Geometry-aware Coresets for Efficient Spatial Reasoning with Foundation Models in Low-Resource Remote Sensing
Abstract
Efficient spatial reasoning with foundation models is increasingly constrained by two interacting factors: limited labeled data and aggressive post-training compression for edge deployment. Existing pipelines treat data selection and model compression as independent problems. We show that this assumption is fundamentally flawed. Through extensive experiments on remote sensing classification, a canonical spatial reasoning task under extreme constraints, we demonstrate that standard coreset selection strategies, while effective at full precision, suffer severe and often catastrophic accuracy degradation under low-bit quantization and structured pruning.
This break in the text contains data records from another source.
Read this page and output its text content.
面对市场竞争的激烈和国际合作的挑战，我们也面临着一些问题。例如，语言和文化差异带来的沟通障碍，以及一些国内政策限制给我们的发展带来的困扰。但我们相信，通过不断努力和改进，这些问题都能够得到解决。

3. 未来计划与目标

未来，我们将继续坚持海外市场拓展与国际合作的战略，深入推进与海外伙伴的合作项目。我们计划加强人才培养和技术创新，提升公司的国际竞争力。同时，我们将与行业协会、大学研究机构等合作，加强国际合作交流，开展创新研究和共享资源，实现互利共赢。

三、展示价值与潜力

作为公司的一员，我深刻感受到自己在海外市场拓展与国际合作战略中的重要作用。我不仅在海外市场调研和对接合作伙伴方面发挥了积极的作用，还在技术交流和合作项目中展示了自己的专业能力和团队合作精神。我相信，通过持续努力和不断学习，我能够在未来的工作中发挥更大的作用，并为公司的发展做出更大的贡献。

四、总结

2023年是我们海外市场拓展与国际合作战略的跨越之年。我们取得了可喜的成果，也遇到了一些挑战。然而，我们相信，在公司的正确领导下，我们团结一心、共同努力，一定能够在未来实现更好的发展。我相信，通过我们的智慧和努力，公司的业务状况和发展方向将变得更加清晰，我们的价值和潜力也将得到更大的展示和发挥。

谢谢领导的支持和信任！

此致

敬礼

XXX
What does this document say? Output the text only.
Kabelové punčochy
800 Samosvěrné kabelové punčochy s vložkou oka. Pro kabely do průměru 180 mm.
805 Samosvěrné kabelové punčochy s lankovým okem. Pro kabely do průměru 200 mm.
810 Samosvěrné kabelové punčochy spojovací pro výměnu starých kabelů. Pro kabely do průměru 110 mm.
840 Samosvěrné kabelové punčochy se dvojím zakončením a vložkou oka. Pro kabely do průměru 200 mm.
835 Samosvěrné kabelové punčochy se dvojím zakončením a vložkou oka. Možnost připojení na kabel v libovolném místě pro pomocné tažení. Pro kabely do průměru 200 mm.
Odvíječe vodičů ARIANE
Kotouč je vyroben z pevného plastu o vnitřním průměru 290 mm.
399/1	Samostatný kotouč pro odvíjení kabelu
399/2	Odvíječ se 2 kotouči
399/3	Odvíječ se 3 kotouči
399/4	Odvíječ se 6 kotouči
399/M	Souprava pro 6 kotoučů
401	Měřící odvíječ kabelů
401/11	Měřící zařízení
This failure arises from compression-induced distortion of embedding geometry: uncertainty-based coresets overemphasize decision boundaries while neglecting local relational structure, which is essential for stable reasoning under compression. We propose Entropy-Based Density-Weighted Coresets (EntropyBDWC), a geometry-aware data selection strategy that jointly models predictive uncertainty and local embedding density. Across multiple datasets, architectures, data budgets, and compression regimes, EntropyBDWC consistently improves robustness under INT8 quantization and stabilizes performance under extreme data scarcity. Crucially, performing coreset selection in frozen self-supervised foundation model embeddings (DINO) further amplifies compression robustness, revealing a new role for foundation models as geometry-preserving data selectors rather than trainable backbones. Our results establish compression-aware data curation as a necessary component of efficient spatial reasoning, with implications for edge AI, foundation model adaptation, and learning under systemic resource constraints.